Es por eso que es inexcusable no realizar análisis de política fiscal mediante la utilización de indicadores estructurales. Estos indicadores sobrepasan a los convencionales porque exponen la verdadera situación fiscal producto de las decisiones discrecionales del gobierno. Para mi caso, los cálculos correspondientes arrojan que el déficit fiscal es de naturaleza estructural y ha sido así desde 1991. Esta herramienta analítica permitiría al gobierno tomar medidas correctivas de carácter estructural necesarias en aras de mejorar la salud de las finanzas públicas, situación que hoy no se aprecia mediante el cálculo de indicadores convencionales.
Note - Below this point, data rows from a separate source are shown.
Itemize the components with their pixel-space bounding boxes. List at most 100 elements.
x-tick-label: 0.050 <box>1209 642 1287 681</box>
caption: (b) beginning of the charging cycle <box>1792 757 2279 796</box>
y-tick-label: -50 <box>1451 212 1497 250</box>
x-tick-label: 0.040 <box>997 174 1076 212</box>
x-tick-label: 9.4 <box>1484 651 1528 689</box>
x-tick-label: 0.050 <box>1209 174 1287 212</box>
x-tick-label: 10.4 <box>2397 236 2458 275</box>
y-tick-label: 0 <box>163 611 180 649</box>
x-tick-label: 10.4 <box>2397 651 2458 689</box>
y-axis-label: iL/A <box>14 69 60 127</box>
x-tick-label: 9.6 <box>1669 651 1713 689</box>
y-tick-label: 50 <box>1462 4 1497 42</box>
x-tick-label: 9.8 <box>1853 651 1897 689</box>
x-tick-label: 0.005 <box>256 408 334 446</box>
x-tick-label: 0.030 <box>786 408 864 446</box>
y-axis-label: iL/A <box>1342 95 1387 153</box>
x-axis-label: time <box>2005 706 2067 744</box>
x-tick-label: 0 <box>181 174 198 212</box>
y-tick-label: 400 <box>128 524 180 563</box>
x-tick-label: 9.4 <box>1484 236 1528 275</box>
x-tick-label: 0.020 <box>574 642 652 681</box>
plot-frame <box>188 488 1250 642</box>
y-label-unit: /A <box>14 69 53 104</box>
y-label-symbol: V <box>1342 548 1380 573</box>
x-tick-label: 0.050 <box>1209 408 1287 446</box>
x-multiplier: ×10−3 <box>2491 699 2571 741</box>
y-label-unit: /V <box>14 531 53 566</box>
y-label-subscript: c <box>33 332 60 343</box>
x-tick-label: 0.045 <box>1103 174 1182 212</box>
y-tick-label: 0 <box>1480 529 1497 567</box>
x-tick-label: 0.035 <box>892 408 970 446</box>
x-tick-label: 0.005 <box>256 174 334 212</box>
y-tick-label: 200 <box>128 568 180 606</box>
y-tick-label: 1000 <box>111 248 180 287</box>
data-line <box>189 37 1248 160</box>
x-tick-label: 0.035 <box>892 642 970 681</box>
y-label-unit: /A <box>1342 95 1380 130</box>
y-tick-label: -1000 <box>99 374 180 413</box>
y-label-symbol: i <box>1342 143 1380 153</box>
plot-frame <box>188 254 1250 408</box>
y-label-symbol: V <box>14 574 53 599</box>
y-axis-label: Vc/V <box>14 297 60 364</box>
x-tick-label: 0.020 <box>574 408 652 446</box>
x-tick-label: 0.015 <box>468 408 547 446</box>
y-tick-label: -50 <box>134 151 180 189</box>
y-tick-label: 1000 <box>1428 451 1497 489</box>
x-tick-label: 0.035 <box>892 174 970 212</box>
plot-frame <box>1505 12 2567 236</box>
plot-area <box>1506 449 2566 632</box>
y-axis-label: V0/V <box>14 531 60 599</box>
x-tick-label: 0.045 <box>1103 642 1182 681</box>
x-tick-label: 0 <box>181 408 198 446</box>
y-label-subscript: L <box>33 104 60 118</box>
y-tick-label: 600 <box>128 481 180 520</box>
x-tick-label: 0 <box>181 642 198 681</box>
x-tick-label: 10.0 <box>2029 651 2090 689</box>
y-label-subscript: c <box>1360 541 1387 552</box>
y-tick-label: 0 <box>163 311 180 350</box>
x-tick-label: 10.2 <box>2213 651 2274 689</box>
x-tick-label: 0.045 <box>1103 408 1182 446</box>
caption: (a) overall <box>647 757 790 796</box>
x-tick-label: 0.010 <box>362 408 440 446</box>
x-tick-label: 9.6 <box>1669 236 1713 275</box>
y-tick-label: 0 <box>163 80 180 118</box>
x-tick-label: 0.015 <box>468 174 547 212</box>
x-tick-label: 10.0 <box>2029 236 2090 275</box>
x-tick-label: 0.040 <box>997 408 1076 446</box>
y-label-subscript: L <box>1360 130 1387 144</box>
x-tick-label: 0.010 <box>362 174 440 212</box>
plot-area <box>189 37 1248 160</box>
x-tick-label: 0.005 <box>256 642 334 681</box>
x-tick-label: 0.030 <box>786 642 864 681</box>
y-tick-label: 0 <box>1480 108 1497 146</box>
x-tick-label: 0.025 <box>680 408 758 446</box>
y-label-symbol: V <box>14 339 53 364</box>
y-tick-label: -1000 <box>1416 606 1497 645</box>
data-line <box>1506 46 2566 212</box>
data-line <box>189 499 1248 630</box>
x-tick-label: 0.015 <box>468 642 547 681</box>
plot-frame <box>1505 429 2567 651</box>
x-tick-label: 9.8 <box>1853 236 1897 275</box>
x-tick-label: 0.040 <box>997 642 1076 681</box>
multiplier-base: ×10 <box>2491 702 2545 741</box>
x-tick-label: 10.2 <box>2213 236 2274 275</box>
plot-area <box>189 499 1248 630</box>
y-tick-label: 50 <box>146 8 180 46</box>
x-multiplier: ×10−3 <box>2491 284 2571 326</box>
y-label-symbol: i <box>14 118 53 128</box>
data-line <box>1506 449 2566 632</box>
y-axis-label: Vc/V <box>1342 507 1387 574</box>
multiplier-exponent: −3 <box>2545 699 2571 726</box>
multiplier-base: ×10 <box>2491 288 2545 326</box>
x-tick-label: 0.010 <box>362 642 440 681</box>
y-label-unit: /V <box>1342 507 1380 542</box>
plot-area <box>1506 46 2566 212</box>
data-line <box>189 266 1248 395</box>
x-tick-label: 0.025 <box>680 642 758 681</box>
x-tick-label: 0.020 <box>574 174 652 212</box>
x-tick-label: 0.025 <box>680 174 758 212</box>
Ahora vivimos en un momento en donde las décadas de falta de información cobran su peso y los errores ciegos acortan el espacio de maniobra fiscal de nuestros próximos actores políticos; desde Zapote hasta Cuesta de Moras. Reitero, ameritan medidas correctivas estructurales y estas no son ni han sido negociables desde 1991. Cualquier medida pusilánime de corto plazo como mera contención del gasto o aumento pertinaz de impuestos va a sanar momentáneamente la situación, pero no va a solucionar el problema de fondo. Como he dicho anteriormente, el síntoma es fácilmente detectable pero sigue sin ser percibido públicamente por las autoridades económicas. Es cuestión de medir estructuralmente el balance final del gobierno central.

Teniendo presente lo discutido, me parece que hemos desperdiciado una campaña política al no discutir profundamente cuales cambios estructurales queremos como país. Era completamente factible haber debatido el dónde, cómo y en cuánto recortar gastos estructurales; al igual que argumentar en cuánto y sobre quiénes aumentar las tasas impositiva. Dejamos desaprovechar la plataforma para dialogar técnicamente sobre lo que apreciamos y la importancia de mejorarlo; sea el caso de salud, educación, infraestructura, seguridad y ambiente. Perdimos la oportunidad de conversar inteligentemente sobre una solución nacional acerca de cuáles gastos delegar al sector privado y evolucionar como república. Hemos perdido la oportunidad de rediseñar nuestro gobierno, y eso, nos deja ciegos en medio de tuertos.